私たちが住むこの宇宙には、大きな謎がたくさんある。存在が確認されてから20年を経てもまだ解けない大きな謎のひとつが、暗黒物質(ダークマター)だ。しかも最近、さらに大きな謎として、宇宙膨張を加速するというダークエネルギーが登場した。
その存在が本当なら、まさにアインシュタインが撤回した「宇宙項」の復活である。さらに、137億年前と考えられる膨張の開始はすなわち時間と空間の形成のときでもあることが、明確に認識されるようになった。21世紀の宇宙論は、望遠鏡による観測と加速器実験と理論とから、「宇宙とはなにか」総合的に追いはじめているのである。
※上図は、国立天文台が開発する「4次元デジタル宇宙シアター」のひとコマです。微惑星の円盤の中で、今しも惑星の形成が進みつつある様子を表しています。理論に基づいたコンピューターシミュレーションの立体可視化データです。
「4次元デジタル宇宙シアター」は、講演会場にてデモ公開の予定です。
いっぽう、ある意味では宇宙論以上に人類に大きなインパクトをもたらす発見・観測が進行中だ。それが、太陽系外の恒星を回る惑星=「太陽系外惑星」の観測である。
1995年以来、すでに百数十個の「太陽系外惑星」の存在が確認され、さまざまな惑星系の驚くべき多様な姿が浮かび上がってきつつある。これまで太陽系だけで考えられてきた常識は覆がえされ、「惑星系」の概念は大きく拡大した。
太陽系外惑星の観測はまだ、緒についたばかりだ。今後15年から30年の間に、地球型の小さな岩石惑星の発見、その観測による生命存在の探査が、確実に進んでゆくと思われる。
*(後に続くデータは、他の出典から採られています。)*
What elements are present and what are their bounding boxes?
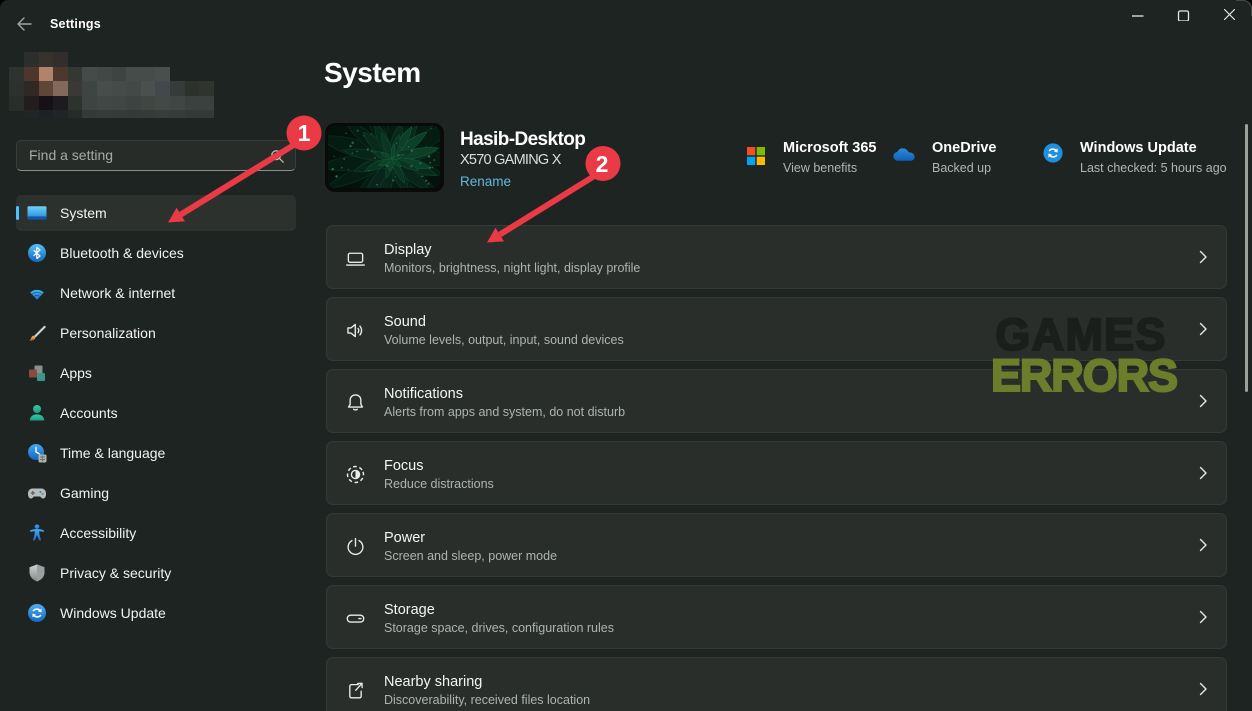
svg-text:2: 2	[596, 151, 609, 177]
svg-text:1: 1	[298, 120, 311, 146]
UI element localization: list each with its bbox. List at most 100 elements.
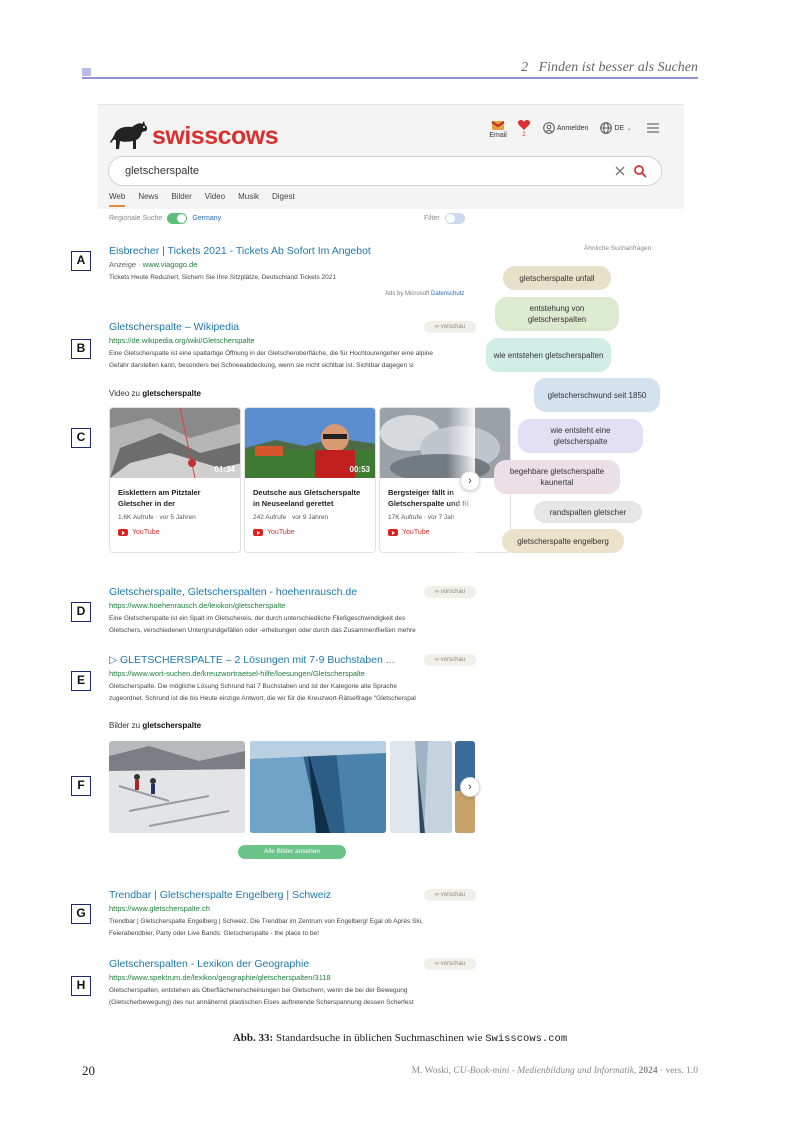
hamburger-icon xyxy=(647,123,659,133)
glacier-image xyxy=(109,741,245,833)
heart-icon xyxy=(517,120,530,130)
all-images-button[interactable]: Alle Bilder ansehen xyxy=(238,845,346,859)
video-title: Eisklettern am Pitztaler Gletscher in der xyxy=(118,488,201,508)
cow-icon xyxy=(110,121,148,149)
result-url[interactable]: https://www.spektrum.de/lexikon/geograph… xyxy=(109,973,475,982)
result-title[interactable]: Gletscherspalte – Wikipedia xyxy=(109,321,475,333)
tab-digest[interactable]: Digest xyxy=(272,192,295,201)
language-select[interactable]: DE ⌄ xyxy=(600,122,632,134)
label-d: D xyxy=(71,602,91,622)
result-description: Eine Gletscherspalte ist ein Spalt im Gl… xyxy=(109,615,416,634)
search-result: Trendbar | Gletscherspalte Engelberg | S… xyxy=(109,889,476,940)
result-description: Trendbar | Gletscherspalte Engelberg | S… xyxy=(109,918,423,937)
swisscows-logo[interactable]: swisscows xyxy=(108,113,279,159)
result-url[interactable]: https://de.wikipedia.org/wiki/Gletschers… xyxy=(109,336,475,345)
favorites-button[interactable]: 2 xyxy=(517,118,531,138)
result-title[interactable]: Gletscherspalten - Lexikon der Geographi… xyxy=(109,958,475,970)
video-meta: 1.6K Aufrufe · vor 5 Jahren xyxy=(118,514,196,521)
related-chip[interactable]: randspalten gletscher xyxy=(534,501,642,523)
preview-button[interactable]: ∞ vorschau xyxy=(424,889,476,901)
header-rule xyxy=(82,77,698,79)
related-chip[interactable]: gletscherschwund seit 1850 xyxy=(534,378,660,412)
video-duration: 01:34 xyxy=(214,465,235,474)
search-input[interactable]: gletscherspalte xyxy=(125,165,199,177)
video-duration: 00:53 xyxy=(349,465,370,474)
chapter-title: 2 Finden ist besser als Suchen xyxy=(521,60,698,75)
tab-bilder[interactable]: Bilder xyxy=(171,192,191,201)
preview-button[interactable]: ∞ vorschau xyxy=(424,321,476,333)
related-chip[interactable]: wie entsteht eine gletscherspalte xyxy=(518,419,643,453)
youtube-icon xyxy=(253,529,263,536)
related-chip[interactable]: gletscherspalte engelberg xyxy=(502,529,624,553)
regional-toggle[interactable] xyxy=(167,213,188,224)
result-title[interactable]: Trendbar | Gletscherspalte Engelberg | S… xyxy=(109,889,475,901)
result-title[interactable]: Gletscherspalte, Gletscherspalten - hoeh… xyxy=(109,586,475,598)
image-thumbnail[interactable] xyxy=(390,741,452,833)
video-card[interactable]: 01:34 Eisklettern am Pitztaler Gletscher … xyxy=(109,407,241,553)
filter-toggle[interactable] xyxy=(444,213,465,224)
search-result: Gletscherspalte, Gletscherspalten - hoeh… xyxy=(109,586,476,637)
video-source: YouTube xyxy=(253,529,375,536)
video-thumbnail: 00:53 xyxy=(245,408,375,478)
country-label[interactable]: Germany xyxy=(192,215,221,222)
label-b: B xyxy=(71,339,91,359)
brand-name: swisscows xyxy=(152,121,279,150)
figure-caption: Abb. 33: Standardsuche in üblichen Suchm… xyxy=(232,1032,568,1045)
label-e: E xyxy=(71,671,91,691)
result-title[interactable]: ▷ GLETSCHERSPALTE – 2 Lösungen mit 7-9 B… xyxy=(109,654,475,666)
result-url[interactable]: https://www.gletscherspalte.ch xyxy=(109,904,475,913)
search-result: Gletscherspalten - Lexikon der Geographi… xyxy=(109,958,476,1009)
search-icon[interactable] xyxy=(633,164,647,178)
tab-musik[interactable]: Musik xyxy=(238,192,259,201)
youtube-icon xyxy=(118,529,128,536)
privacy-link[interactable]: Datenschutz xyxy=(431,291,464,297)
label-c: C xyxy=(71,428,91,448)
video-title: Deutsche aus Gletscherspalte in Neuseelan… xyxy=(253,488,361,508)
globe-icon xyxy=(600,122,613,134)
result-url[interactable]: https://www.wort-suchen.de/kreuzwortraet… xyxy=(109,669,475,678)
result-url[interactable]: https://www.hoehenrausch.de/lexikon/glet… xyxy=(109,601,475,610)
ad-result: Eisbrecher | Tickets 2021 - Tickets Ab S… xyxy=(109,245,475,284)
image-thumbnail[interactable] xyxy=(109,741,245,833)
label-a: A xyxy=(71,251,91,271)
search-result: Gletscherspalte – Wikipedia https://de.w… xyxy=(109,321,476,372)
tab-news[interactable]: News xyxy=(138,192,158,201)
tab-web[interactable]: Web xyxy=(109,192,126,207)
images-next-arrow[interactable]: › xyxy=(460,777,480,797)
related-chip[interactable]: wie entstehen gletscherspalten xyxy=(486,338,611,372)
video-thumbnail: 01:34 xyxy=(110,408,240,479)
email-button[interactable]: Email xyxy=(489,118,507,139)
preview-button[interactable]: ∞ vorschau xyxy=(424,958,476,970)
result-title[interactable]: Eisbrecher | Tickets 2021 - Tickets Ab S… xyxy=(109,245,475,257)
video-card[interactable]: 00:53 Deutsche aus Gletscherspalte in Neu… xyxy=(244,407,376,553)
video-card[interactable]: Bergsteiger fällt in Gletscherspalte und … xyxy=(379,407,511,553)
result-description: Gletscherspalte. Die mögliche Lösung Sch… xyxy=(109,683,416,702)
glacier-image xyxy=(390,741,452,833)
result-url[interactable]: www.viagogo.de xyxy=(143,260,198,269)
header-tools: Email 2 Anmelden DE ⌄ xyxy=(479,113,662,143)
search-box[interactable]: gletscherspalte xyxy=(108,156,662,186)
preview-button[interactable]: ∞ vorschau xyxy=(424,586,476,598)
clear-icon[interactable] xyxy=(613,164,627,178)
preview-button[interactable]: ∞ vorschau xyxy=(424,654,476,666)
images-section-heading: Bilder zu gletscherspalte xyxy=(109,721,202,730)
result-description: Gletscherspalten, entstehen als Oberfläc… xyxy=(109,987,414,1006)
video-thumbnail-image xyxy=(380,408,510,482)
image-thumbnail[interactable] xyxy=(250,741,386,833)
video-next-arrow[interactable]: › xyxy=(460,471,480,491)
menu-button[interactable] xyxy=(646,122,662,134)
ad-prefix: Anzeige xyxy=(109,260,137,269)
login-button[interactable]: Anmelden xyxy=(543,122,588,134)
header-marker xyxy=(82,68,91,76)
label-h: H xyxy=(71,976,91,996)
email-icon xyxy=(491,120,505,130)
related-chip[interactable]: entstehung von gletscherspalten xyxy=(495,297,619,331)
tab-video[interactable]: Video xyxy=(205,192,225,201)
related-chip[interactable]: begehbare gletscherspalte kaunertal xyxy=(494,460,620,494)
label-f: F xyxy=(71,776,91,796)
label-g: G xyxy=(71,904,91,924)
regional-label: Regionale Suche xyxy=(109,215,163,222)
related-chip[interactable]: gletscherspalte unfall xyxy=(503,266,611,290)
screenshot-figure: swisscows Email 2 Anmelden DE ⌄ gletsche… xyxy=(98,104,684,1016)
video-source: YouTube xyxy=(118,529,240,536)
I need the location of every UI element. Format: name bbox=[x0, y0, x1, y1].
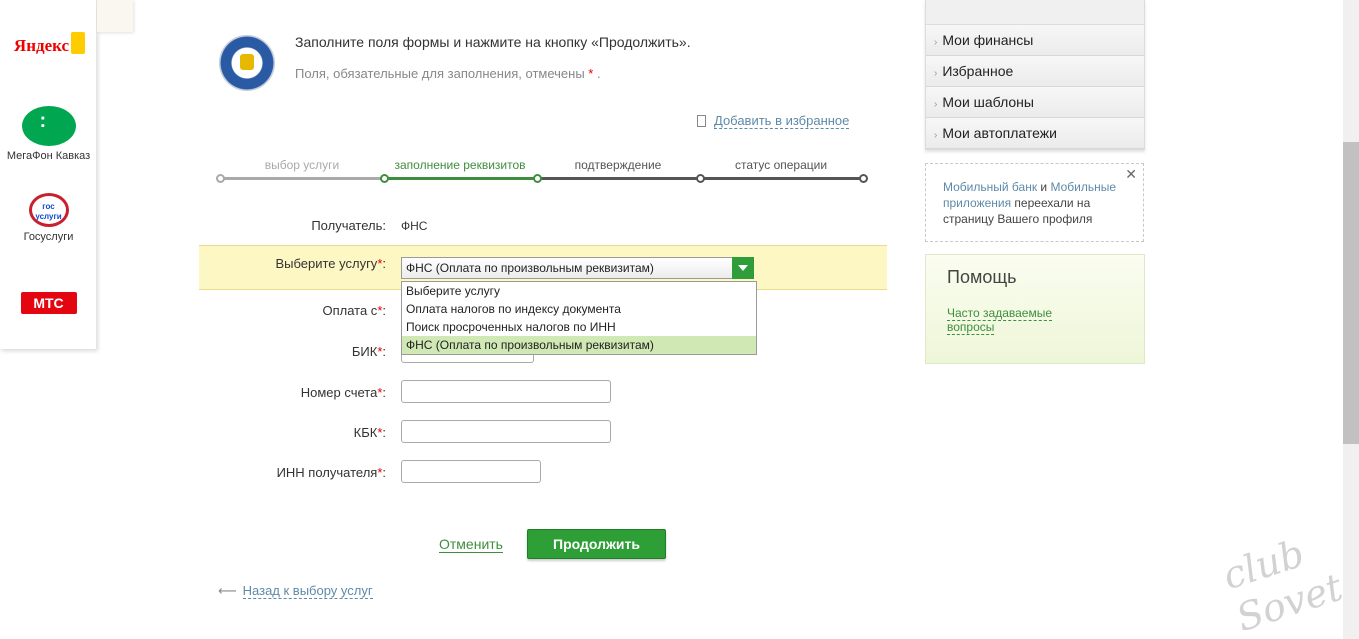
bik-colon: : bbox=[382, 344, 386, 359]
required-note: Поля, обязательные для заполнения, отмеч… bbox=[295, 66, 601, 81]
back-to-services-link[interactable]: ⟵ Назад к выбору услуг bbox=[218, 583, 373, 599]
mobile-bank-link[interactable]: Мобильный банк bbox=[943, 180, 1037, 194]
chevron-right-icon: › bbox=[934, 130, 938, 141]
account-input[interactable] bbox=[401, 380, 611, 403]
wallet-icon bbox=[71, 32, 86, 54]
inn-colon: : bbox=[382, 465, 386, 480]
kbk-input[interactable] bbox=[401, 420, 611, 443]
step-dot-1 bbox=[216, 174, 225, 183]
step-label-4: статус операции bbox=[734, 158, 828, 172]
service-label: Выберите услугу*: bbox=[196, 256, 386, 271]
inn-label: ИНН получателя*: bbox=[196, 465, 386, 480]
faq-link-text[interactable]: Часто задаваемые вопросы bbox=[947, 306, 1053, 335]
recipient-value: ФНС bbox=[401, 219, 428, 233]
service-dropdown: Выберите услугу Оплата налогов по индекс… bbox=[401, 281, 757, 355]
chevron-right-icon: › bbox=[934, 68, 938, 79]
menu-item-autopayments[interactable]: › Мои автоплатежи bbox=[926, 118, 1144, 149]
menu-top-spacer bbox=[926, 0, 1144, 25]
required-note-text: Поля, обязательные для заполнения, отмеч… bbox=[295, 66, 585, 81]
menu-item-templates[interactable]: › Мои шаблоны bbox=[926, 87, 1144, 118]
add-favorite-text[interactable]: Добавить в избранное bbox=[714, 113, 850, 129]
bookmark-icon bbox=[697, 115, 706, 127]
form-instructions: Заполните поля формы и нажмите на кнопку… bbox=[295, 34, 691, 50]
menu-item-favorites[interactable]: › Избранное bbox=[926, 56, 1144, 87]
watermark-logo: club Sovet bbox=[1217, 530, 1348, 639]
step-segment-1 bbox=[220, 177, 384, 180]
service-select-value: ФНС (Оплата по произвольным реквизитам) bbox=[406, 261, 654, 275]
fns-emblem-icon bbox=[219, 35, 275, 91]
pay-from-colon: : bbox=[382, 303, 386, 318]
partner-sidebar: Яндекс : МегаФон Кавказ гос услуги Госус… bbox=[0, 0, 97, 349]
step-segment-4 bbox=[700, 177, 864, 180]
kbk-label: КБК*: bbox=[196, 425, 386, 440]
tile-mts[interactable]: МТС bbox=[0, 292, 97, 314]
menu-item-label: Мои финансы bbox=[942, 32, 1034, 48]
gosuslugi-label: Госуслуги bbox=[23, 231, 74, 243]
arrow-left-icon: ⟵ bbox=[218, 583, 237, 598]
gosuslugi-logo-icon: гос услуги bbox=[28, 193, 69, 227]
chevron-right-icon: › bbox=[934, 37, 938, 48]
service-select[interactable]: ФНС (Оплата по произвольным реквизитам) bbox=[401, 257, 754, 279]
profile-notice: ✕ Мобильный банк и Мобильные приложения … bbox=[925, 163, 1144, 242]
recipient-label: Получатель: bbox=[311, 218, 386, 233]
step-dot-2 bbox=[380, 174, 389, 183]
account-label: Номер счета*: bbox=[196, 385, 386, 400]
step-dot-5 bbox=[859, 174, 868, 183]
bik-label: БИК*: bbox=[196, 344, 386, 359]
menu-item-label: Мои автоплатежи bbox=[942, 125, 1057, 141]
back-link-text[interactable]: Назад к выбору услуг bbox=[242, 583, 373, 599]
tile-gosuslugi[interactable]: гос услуги Госуслуги bbox=[0, 193, 97, 243]
step-label-3: подтверждение bbox=[574, 158, 662, 172]
menu-item-label: Мои шаблоны bbox=[942, 94, 1034, 110]
required-star: * bbox=[588, 66, 594, 81]
mts-logo-icon: МТС bbox=[20, 292, 77, 314]
pay-from-label-text: Оплата с bbox=[322, 303, 378, 318]
service-option[interactable]: Оплата налогов по индексу документа bbox=[402, 300, 756, 318]
tile-yandex[interactable]: Яндекс bbox=[0, 32, 97, 56]
add-favorite-link[interactable]: Добавить в избранное bbox=[697, 113, 850, 129]
help-box: Помощь Часто задаваемые вопросы bbox=[925, 254, 1145, 364]
bik-label-text: БИК bbox=[351, 344, 378, 359]
service-option[interactable]: Выберите услугу bbox=[402, 282, 756, 300]
account-label-text: Номер счета bbox=[300, 385, 378, 400]
yandex-logo-text: Яндекс bbox=[13, 36, 70, 55]
service-option[interactable]: Поиск просроченных налогов по ИНН bbox=[402, 318, 756, 336]
step-label-1: выбор услуги bbox=[264, 158, 340, 172]
pay-from-label: Оплата с*: bbox=[196, 303, 386, 318]
inn-label-text: ИНН получателя bbox=[276, 465, 378, 480]
step-label-2: заполнение реквизитов bbox=[394, 158, 526, 172]
cancel-link[interactable]: Отменить bbox=[439, 536, 503, 553]
continue-button[interactable]: Продолжить bbox=[527, 529, 666, 559]
chevron-right-icon: › bbox=[934, 99, 938, 110]
tile-megafon[interactable]: : МегаФон Кавказ bbox=[0, 106, 97, 162]
step-dot-4 bbox=[696, 174, 705, 183]
faq-link[interactable]: Часто задаваемые вопросы bbox=[947, 306, 1067, 335]
menu-item-finances[interactable]: › Мои финансы bbox=[926, 25, 1144, 56]
service-colon: : bbox=[382, 256, 386, 271]
service-label-text: Выберите услугу bbox=[275, 256, 378, 271]
step-segment-2 bbox=[384, 177, 536, 180]
step-segment-3 bbox=[536, 177, 700, 180]
service-option-selected[interactable]: ФНС (Оплата по произвольным реквизитам) bbox=[402, 336, 756, 354]
kbk-label-text: КБК bbox=[353, 425, 378, 440]
megafon-label: МегаФон Кавказ bbox=[6, 150, 91, 162]
inn-input[interactable] bbox=[401, 460, 541, 483]
notice-and: и bbox=[1037, 180, 1051, 194]
top-tab-fragment bbox=[97, 0, 133, 32]
menu-item-label: Избранное bbox=[942, 63, 1014, 79]
scrollbar-thumb[interactable] bbox=[1343, 142, 1359, 444]
megafon-logo-icon: : bbox=[21, 106, 76, 146]
chevron-down-icon[interactable] bbox=[732, 257, 754, 279]
yandex-logo-icon: Яндекс bbox=[13, 32, 86, 56]
kbk-colon: : bbox=[382, 425, 386, 440]
step-dot-3 bbox=[533, 174, 542, 183]
help-title: Помощь bbox=[947, 267, 1017, 287]
progress-steps: выбор услуги заполнение реквизитов подтв… bbox=[216, 155, 868, 185]
account-colon: : bbox=[382, 385, 386, 400]
close-icon[interactable]: ✕ bbox=[1125, 166, 1137, 182]
right-menu: › Мои финансы › Избранное › Мои шаблоны › Мо… bbox=[925, 0, 1145, 150]
required-dot: . bbox=[596, 66, 601, 81]
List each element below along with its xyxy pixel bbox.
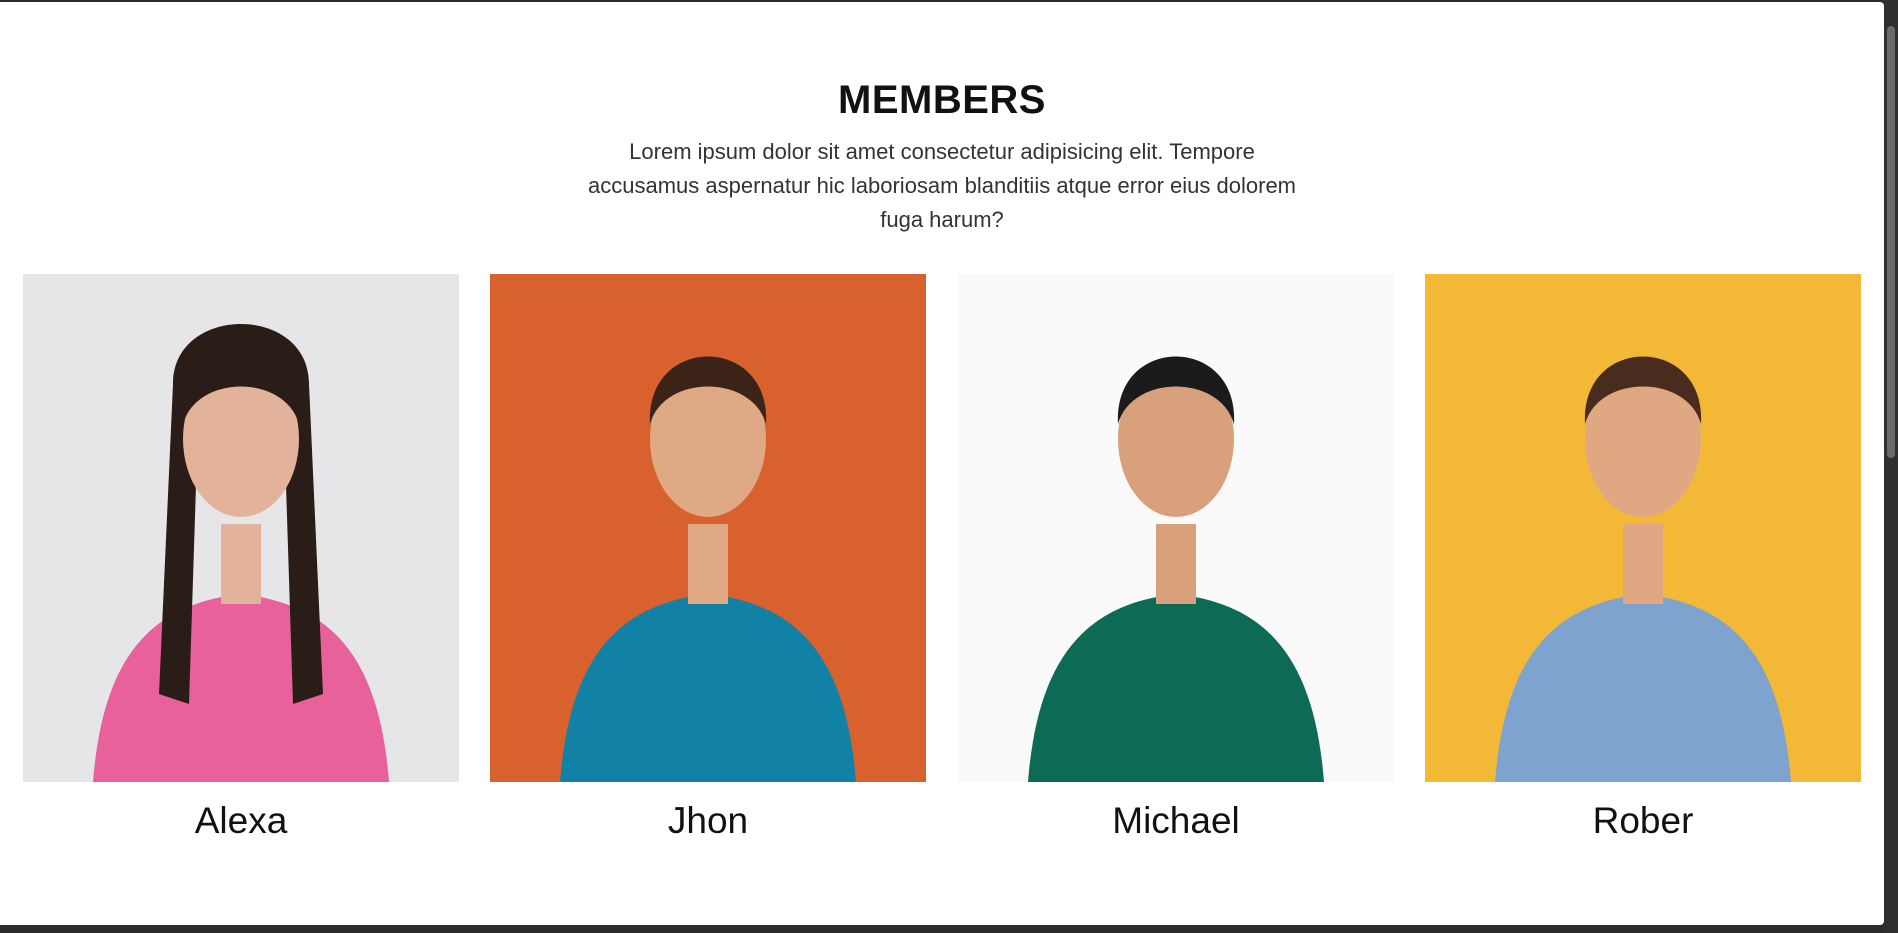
portrait-image [490, 274, 926, 782]
member-photo [958, 274, 1394, 782]
portrait-image [1425, 274, 1861, 782]
section-title: MEMBERS [838, 78, 1046, 122]
vertical-scrollbar[interactable] [1884, 0, 1898, 933]
member-name: Rober [1592, 800, 1694, 841]
section-description: Lorem ipsum dolor sit amet consectetur a… [587, 139, 1297, 232]
member-photo [1425, 274, 1861, 782]
member-card: Rober [1425, 274, 1861, 842]
member-card: Jhon [490, 274, 926, 842]
portrait-image [958, 274, 1394, 782]
scrollbar-thumb[interactable] [1887, 26, 1895, 458]
member-card: Michael [958, 274, 1394, 842]
portrait-image [23, 274, 459, 782]
member-name: Jhon [667, 800, 749, 841]
page-frame: MEMBERS Lorem ipsum dolor sit amet conse… [0, 2, 1884, 925]
member-name: Michael [1112, 800, 1240, 841]
member-name: Alexa [194, 800, 288, 841]
member-card: Alexa [23, 274, 459, 842]
member-photo [490, 274, 926, 782]
member-photo [23, 274, 459, 782]
members-grid: Alexa Jhon Michael Rober [0, 274, 1884, 874]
講演では、こうした宇宙の大きな謎への挑戦について、いま大きな役割を果たしているすばる望遠鏡の観測、チリで建設が進む巨大電波望遠鏡アルマへの期待、また国立天文台が開発中の「4次元デジタル宇宙シアター」の映像も含めながら、紹介する。
この宇宙には、人間が認識すらしていない大きな謎が、まだまだ隠されているはずだ。